Tissue Expander Breast Reconstruction Risk Assessment: Does BMI Contribute To Outcomes?
Julie L. Cooper, BS1, Yash Kadakia, BA1, Austin Hembd, MD1, Ricardo Garza, BS1, Avinash Jayaraman, BA1, Sami U. Khan, MD2, Nicholas T. Haddock, MD1, Sumeet S. Teotia, MD1.
1University of Texas Southwestern Medical Center, Dallas, TX, USA, 2Stony Brook University, Stony Brook, NY, USA.
PURPOSE: A post-operative multidisciplinary approach showing improved rates of tissue expander (TE) salvage in breast reconstruction patients has been previously described. This prompted us to investigate whether BMI could contribute to TE salvage and removal frequencies in TE reconstruction patients.
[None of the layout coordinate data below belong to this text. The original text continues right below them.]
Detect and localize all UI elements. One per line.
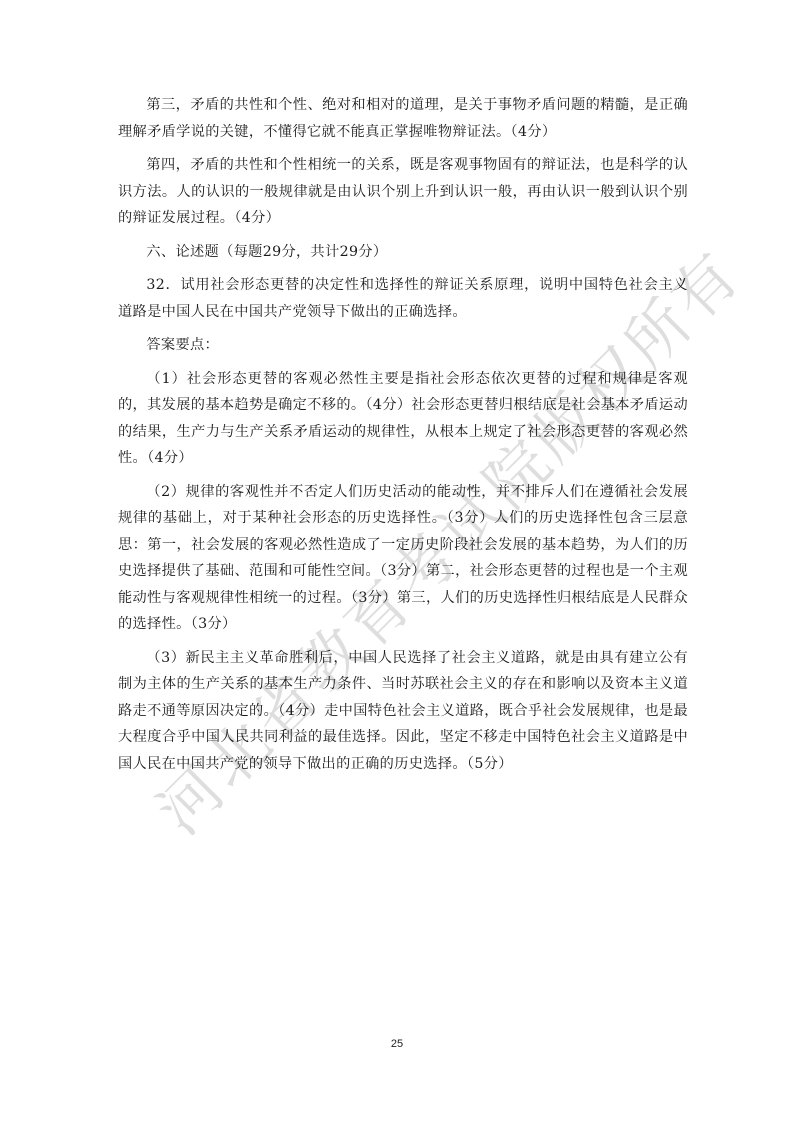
answer-key-label: 答案要点： [118,332,688,359]
question-32: 32．试用社会形态更替的决定性和选择性的辩证关系原理，说明中国特色社会主义道路是… [118,272,688,325]
answer-point-third: 第三，矛盾的共性和个性、绝对和相对的道理，是关于事物矛盾问题的精髓，是正确理解矛… [118,92,688,145]
answer-point-fourth: 第四，矛盾的共性和个性相统一的关系，既是客观事物固有的辩证法，也是科学的认识方法… [118,152,688,232]
page-number: 25 [0,1038,794,1050]
document-page: 河北省教育考试院版权所有 第三，矛盾的共性和个性、绝对和相对的道理，是关于事物矛… [0,0,794,1123]
page-content: 第三，矛盾的共性和个性、绝对和相对的道理，是关于事物矛盾问题的精髓，是正确理解矛… [118,92,688,777]
answer-item-2: （2）规律的客观性并不否定人们历史活动的能动性，并不排斥人们在遵循社会发展规律的… [118,479,688,638]
answer-item-3: （3）新民主主义革命胜利后，中国人民选择了社会主义道路，就是由具有建立公有制为主… [118,645,688,778]
section-heading-essay: 六、论述题（每题29分，共计29分） [118,239,688,266]
answer-item-1: （1）社会形态更替的客观必然性主要是指社会形态依次更替的过程和规律是客观的，其发… [118,366,688,472]
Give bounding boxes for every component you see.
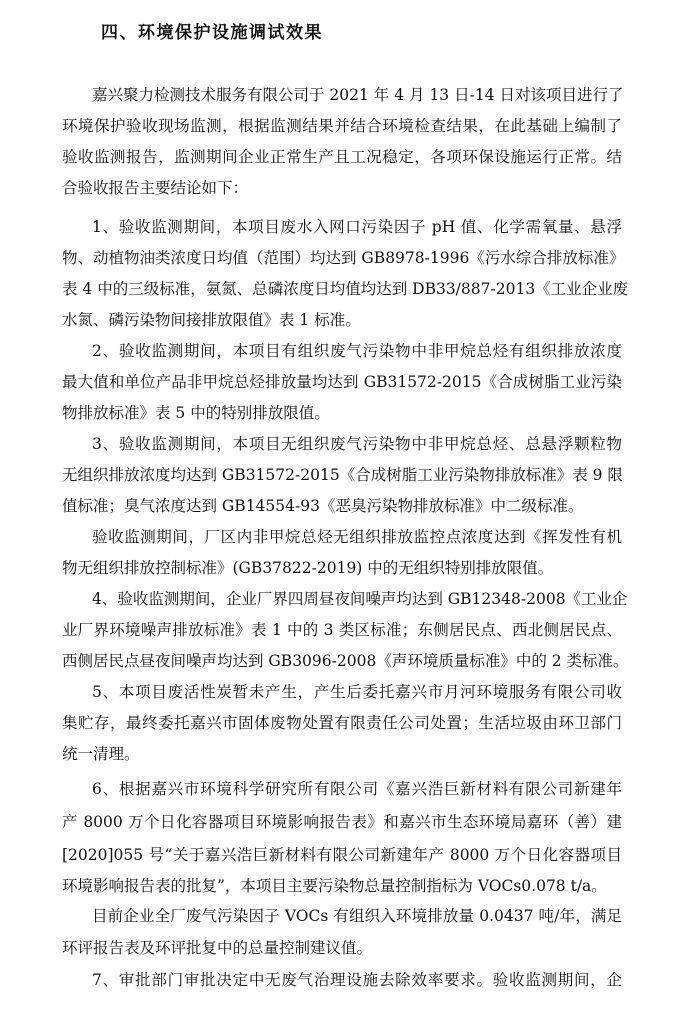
paragraph-item4-line: 4、验收监测期间，企业厂界四周昼夜间噪声均达到 GB12348-2008《工业企 xyxy=(92,589,622,609)
paragraph-item3-line: 3、验收监测期间，本项目无组织废气污染物中非甲烷总烃、总悬浮颗粒物 xyxy=(92,434,622,454)
paragraph-item6b-line: 目前企业全厂废气污染因子 VOCs 有组织入环境排放量 0.0437 吨/年，满… xyxy=(92,906,622,926)
paragraph-item3-line: 值标准；臭气浓度达到 GB14554-93《恶臭污染物排放标准》中二级标准。 xyxy=(62,496,622,516)
paragraph-item4-line: 业厂界环境噪声排放标准》表 1 中的 3 类区标准；东侧居民点、西北侧居民点、 xyxy=(62,620,622,640)
paragraph-item4-line: 西侧居民点昼夜间噪声均达到 GB3096-2008《声环境质量标准》中的 2 类… xyxy=(62,651,622,671)
paragraph-item7-line: 7、审批部门审批决定中无废气治理设施去除效率要求。验收监测期间，企 xyxy=(92,970,622,990)
paragraph-item1-line: 1、验收监测期间，本项目废水入网口污染因子 pH 值、化学需氧量、悬浮 xyxy=(92,217,622,237)
paragraph-intro-line: 合验收报告主要结论如下： xyxy=(62,178,622,198)
paragraph-item5-line: 统一清理。 xyxy=(62,744,622,764)
paragraph-item6-line: [2020]055 号“关于嘉兴浩巨新材料有限公司新建年产 8000 万个日化容… xyxy=(62,845,622,865)
paragraph-item5-line: 集贮存，最终委托嘉兴市固体废物处置有限责任公司处置；生活垃圾由环卫部门 xyxy=(62,713,622,733)
paragraph-item6-line: 6、根据嘉兴市环境科学研究所有限公司《嘉兴浩巨新材料有限公司新建年 xyxy=(92,779,622,799)
paragraph-item6b-line: 环评报告表及环评批复中的总量控制建议值。 xyxy=(62,938,622,958)
paragraph-item3-line: 无组织排放浓度均达到 GB31572-2015《合成树脂工业污染物排放标准》表 … xyxy=(62,465,622,485)
document-page: 四、环境保护设施调试效果 嘉兴聚力检测技术服务有限公司于 2021 年 4 月 … xyxy=(0,0,695,1010)
paragraph-item2-line: 最大值和单位产品非甲烷总烃排放量均达到 GB31572-2015《合成树脂工业污… xyxy=(62,372,622,392)
paragraph-item1-line: 表 4 中的三级标准，氨氮、总磷浓度日均值均达到 DB33/887-2013《工… xyxy=(62,279,622,299)
paragraph-item2-line: 2、验收监测期间，本项目有组织废气污染物中非甲烷总烃有组织排放浓度 xyxy=(92,341,622,361)
paragraph-item3b-line: 验收监测期间，厂区内非甲烷总烃无组织排放监控点浓度达到《挥发性有机 xyxy=(92,527,622,547)
paragraph-item6-line: 环境影响报告表的批复”，本项目主要污染物总量控制指标为 VOCs0.078 t/… xyxy=(62,876,622,896)
paragraph-intro-line: 验收监测报告，监测期间企业正常生产且工况稳定，各项环保设施运行正常。结 xyxy=(62,147,622,167)
paragraph-intro-line: 嘉兴聚力检测技术服务有限公司于 2021 年 4 月 13 日-14 日对该项目… xyxy=(92,85,622,105)
paragraph-item3b-line: 物无组织排放控制标准》(GB37822-2019) 中的无组织特别排放限值。 xyxy=(62,558,622,578)
section-heading: 四、环境保护设施调试效果 xyxy=(101,18,323,43)
paragraph-item2-line: 物排放标准》表 5 中的特别排放限值。 xyxy=(62,403,622,423)
paragraph-item1-line: 水氮、磷污染物间接排放限值》表 1 标准。 xyxy=(62,310,622,330)
paragraph-item1-line: 物、动植物油类浓度日均值（范围）均达到 GB8978-1996《污水综合排放标准… xyxy=(62,248,622,268)
paragraph-item6-line: 产 8000 万个日化容器项目环境影响报告表》和嘉兴市生态环境局嘉环（善）建 xyxy=(62,812,622,832)
paragraph-item5-line: 5、本项目废活性炭暂未产生，产生后委托嘉兴市月河环境服务有限公司收 xyxy=(92,682,622,702)
paragraph-intro-line: 环境保护验收现场监测，根据监测结果并结合环境检查结果，在此基础上编制了 xyxy=(62,116,622,136)
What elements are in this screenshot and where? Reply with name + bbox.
METHODS: Retrospective chart review was performed on 810 patients who had tissue expanders placed by two senior surgeons at a university hospital (Dec 2009 - Dec 2018). Patients were organized into six groups based on BMI: underweight (BMI < 18.5, n = 21), normal weight (BMI 18.5-25, n = 330), overweight (BMI 25-30, n = 235), obese class I (BMI 30-35, n = 142), obese class II (BMI 35-40, n = 54), obese class III (BMI > 40, n = 28). TE removal and co-morbidities were tracked between the two groups. Data was collected using a centralized REDCap database and analyses were performed using Microsoft Excel software.
RESULTS: The proportion of TEs removed in patients with BMI > 35 (13/82) was significantly higher than the proportion of TEs removed in patients with BMI < 35 (58/728), p = 0.016. Additionally, the percentage of TEs removed among patients in a single BMI class increased in a linear fashion with increasing BMI classification such that with each increase in BMI classification, the percentage of patients that had their TEs removed increased by about 3.7% (R2=0.9285). However, the frequencies of co-morbidities between groups were not equal. Patients with BMI > 35 had a higher incidence of hypertension and of diabetes (p=0.001 and p=0.0004 respectively) compared to patients with BMI < 35.
CONCLUSION: TE reconstruction patients with BMI > 35 showed a higher percentage of TEs removed compared to patients with BMI < 35. Additionally, the percentage of TEs removed increased in a linear fashion with increasing BMI classification. Although co-morbidities differed between the two patient groups, BMI can still be used as one predictor of TE removal risk. Thus, patients with higher BMI classifications may benefit from additional post-operative precautions and appropriate pre-operative counseling to prevent complications that lead to TE removal.